J.D.ヴァンス著(関根光宏・山田文訳)『ヒルビリー・エレジー』(光文社、2017年)

        *       *        *

 若い頃から、私は、国際政治を学ぶ者としてナチズムなど全体主義の研究に携わってきた。イギリスのEUからの離脱、アメリカでのトランプ大統領の出現、そして昨今の日本の大衆社会状況などを見ていると、1930年代の暗い時代が再来するのではないかとの危機感を持つ。

 トランプ現象の背景には何があるのか。それを明確にすることは、一知識人としての義務であると考え、自分のアメリカ体験も踏まえて研究を進めている。その一部は私のブログ、「キリスト教のアメリカ」というシリーズでお伝えしているが、背景には繁栄に取り残された白人労働者の群れがある。この問題に触れ、最近アメリカでベストセラーになったのがJ.D. Vanceの『Hillbilly Elegy:A Memoir of a Family and Culture in Crisis(ヒルビリー・エレジー:アメリカの繁栄から取り残された白人たち)』という本だ。

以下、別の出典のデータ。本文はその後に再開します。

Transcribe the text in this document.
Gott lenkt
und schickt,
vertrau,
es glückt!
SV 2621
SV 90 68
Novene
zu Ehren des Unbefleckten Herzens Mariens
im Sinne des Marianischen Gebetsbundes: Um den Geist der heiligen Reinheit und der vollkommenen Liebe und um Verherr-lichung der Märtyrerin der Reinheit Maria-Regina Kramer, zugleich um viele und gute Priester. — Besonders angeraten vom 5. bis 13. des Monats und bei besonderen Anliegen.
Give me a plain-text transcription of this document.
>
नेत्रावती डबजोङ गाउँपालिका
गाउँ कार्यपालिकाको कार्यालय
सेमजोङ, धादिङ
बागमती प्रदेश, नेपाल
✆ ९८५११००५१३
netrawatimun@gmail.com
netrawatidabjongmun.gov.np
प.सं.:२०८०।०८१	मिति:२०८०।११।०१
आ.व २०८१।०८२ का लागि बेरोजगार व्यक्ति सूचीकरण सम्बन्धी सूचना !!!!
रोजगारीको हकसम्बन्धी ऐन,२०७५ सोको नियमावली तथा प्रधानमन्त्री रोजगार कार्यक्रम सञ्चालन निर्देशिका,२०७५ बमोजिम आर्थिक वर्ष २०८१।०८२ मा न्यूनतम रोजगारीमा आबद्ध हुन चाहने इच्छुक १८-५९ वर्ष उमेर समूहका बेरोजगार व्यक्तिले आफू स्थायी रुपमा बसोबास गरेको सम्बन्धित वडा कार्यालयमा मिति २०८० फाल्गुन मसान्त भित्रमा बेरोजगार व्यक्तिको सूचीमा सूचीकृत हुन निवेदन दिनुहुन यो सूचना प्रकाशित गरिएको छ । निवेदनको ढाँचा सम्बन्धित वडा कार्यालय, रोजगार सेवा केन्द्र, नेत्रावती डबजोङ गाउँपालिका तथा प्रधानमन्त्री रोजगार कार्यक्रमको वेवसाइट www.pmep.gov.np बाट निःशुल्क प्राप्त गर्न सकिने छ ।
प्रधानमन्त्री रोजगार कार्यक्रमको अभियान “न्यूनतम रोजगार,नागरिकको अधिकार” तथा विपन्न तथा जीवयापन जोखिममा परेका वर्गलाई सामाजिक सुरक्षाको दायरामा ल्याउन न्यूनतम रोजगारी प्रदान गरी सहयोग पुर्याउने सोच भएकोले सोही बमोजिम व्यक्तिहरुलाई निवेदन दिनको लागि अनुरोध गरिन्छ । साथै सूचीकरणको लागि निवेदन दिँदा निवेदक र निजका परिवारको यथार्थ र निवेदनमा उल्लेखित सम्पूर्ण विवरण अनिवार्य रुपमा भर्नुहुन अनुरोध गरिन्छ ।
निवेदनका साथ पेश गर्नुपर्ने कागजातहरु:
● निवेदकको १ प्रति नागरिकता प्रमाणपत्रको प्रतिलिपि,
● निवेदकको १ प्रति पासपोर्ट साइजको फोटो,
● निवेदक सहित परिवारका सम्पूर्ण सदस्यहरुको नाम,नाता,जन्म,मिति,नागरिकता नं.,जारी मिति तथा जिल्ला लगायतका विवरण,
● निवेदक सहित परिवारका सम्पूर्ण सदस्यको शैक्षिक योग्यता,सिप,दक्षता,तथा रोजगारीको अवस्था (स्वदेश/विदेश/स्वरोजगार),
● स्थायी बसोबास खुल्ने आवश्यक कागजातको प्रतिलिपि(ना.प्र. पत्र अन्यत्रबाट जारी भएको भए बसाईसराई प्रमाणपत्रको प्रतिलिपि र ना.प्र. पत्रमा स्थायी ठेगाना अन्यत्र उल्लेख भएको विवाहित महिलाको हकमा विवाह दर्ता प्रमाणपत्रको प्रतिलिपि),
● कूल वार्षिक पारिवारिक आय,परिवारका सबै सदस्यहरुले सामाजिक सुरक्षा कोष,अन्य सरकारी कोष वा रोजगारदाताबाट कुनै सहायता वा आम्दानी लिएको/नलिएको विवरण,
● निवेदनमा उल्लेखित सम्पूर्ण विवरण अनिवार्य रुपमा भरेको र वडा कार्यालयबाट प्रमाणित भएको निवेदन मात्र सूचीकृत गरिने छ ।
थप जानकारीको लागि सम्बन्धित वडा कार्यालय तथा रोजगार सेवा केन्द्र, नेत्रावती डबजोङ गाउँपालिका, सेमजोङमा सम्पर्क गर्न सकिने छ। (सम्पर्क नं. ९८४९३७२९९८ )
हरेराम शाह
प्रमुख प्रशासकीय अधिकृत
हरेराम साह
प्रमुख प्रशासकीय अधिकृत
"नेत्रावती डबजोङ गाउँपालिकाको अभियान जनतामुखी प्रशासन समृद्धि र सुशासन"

 ケンタッキー州・オハイオ州のアパラチア山脈地方、ラストベルト(錆び付いた工業地帯)で育ちながら、イェール大学のロースクールを卒業してアメリカンドリームを体現した著者(現在32歳)が、それまでの過酷な家庭環境や衰退するコミュニティについて記した回顧録である。「ヒルビリー」というのは田舎者の蔑称であり、「レッドネック(首筋が赤く日焼けした白人労働者)」とも「ホワイトトラッシュ(白いゴミ)」とも呼ばれるが、ヴァンスの故郷の人々がそうである。実は、彼らこそが「Make America Great Again(アメリカを再び偉大にしよう)」と訴えるトランプ候補を熱烈に支持し、大統領の座に押し上げたのである。

 アメリカンドリームとは、親の世代より経済的に成功し、社会の階級を上昇していくことをいうが、労働者階級の白人はその夢を持つことが出来ない状況であり、「白人の労働者階層は、ほかのどんな集団よりも悲観的だった」(305p)。そして、「アメリカのあらゆる民族集団のなかで、唯一、白人労働者階層の平均寿命だけが下がっている」(235p)という。

 1970年代以降、グローバル化に伴う国際競争力の低下によって、アメリカの製造業は衰退していった。1950年代のアメリカの繁栄は過去のものとなり、大量の白人労働者が解雇され、家族や地域コミュニティが崩壊し、ドラッグが蔓延した。そのような地方の白人労働者にとって、「アメリカファースト」を声高に叫び、「メキシコとの国境に壁を築く、不法移民を締め出す、雇用を創出する」と約束するトランプは救世主のように見えたであろう。

 それは、東部のエスタブリッシュメントやホワイトカラーが理解しなかった点であり、既存のマスメディアも見通しを誤ったのである。本書を読むと、ラストベルトがどのような状況にあるのか、その過酷な現状がトランプ現象の背景にあることがよく分かる。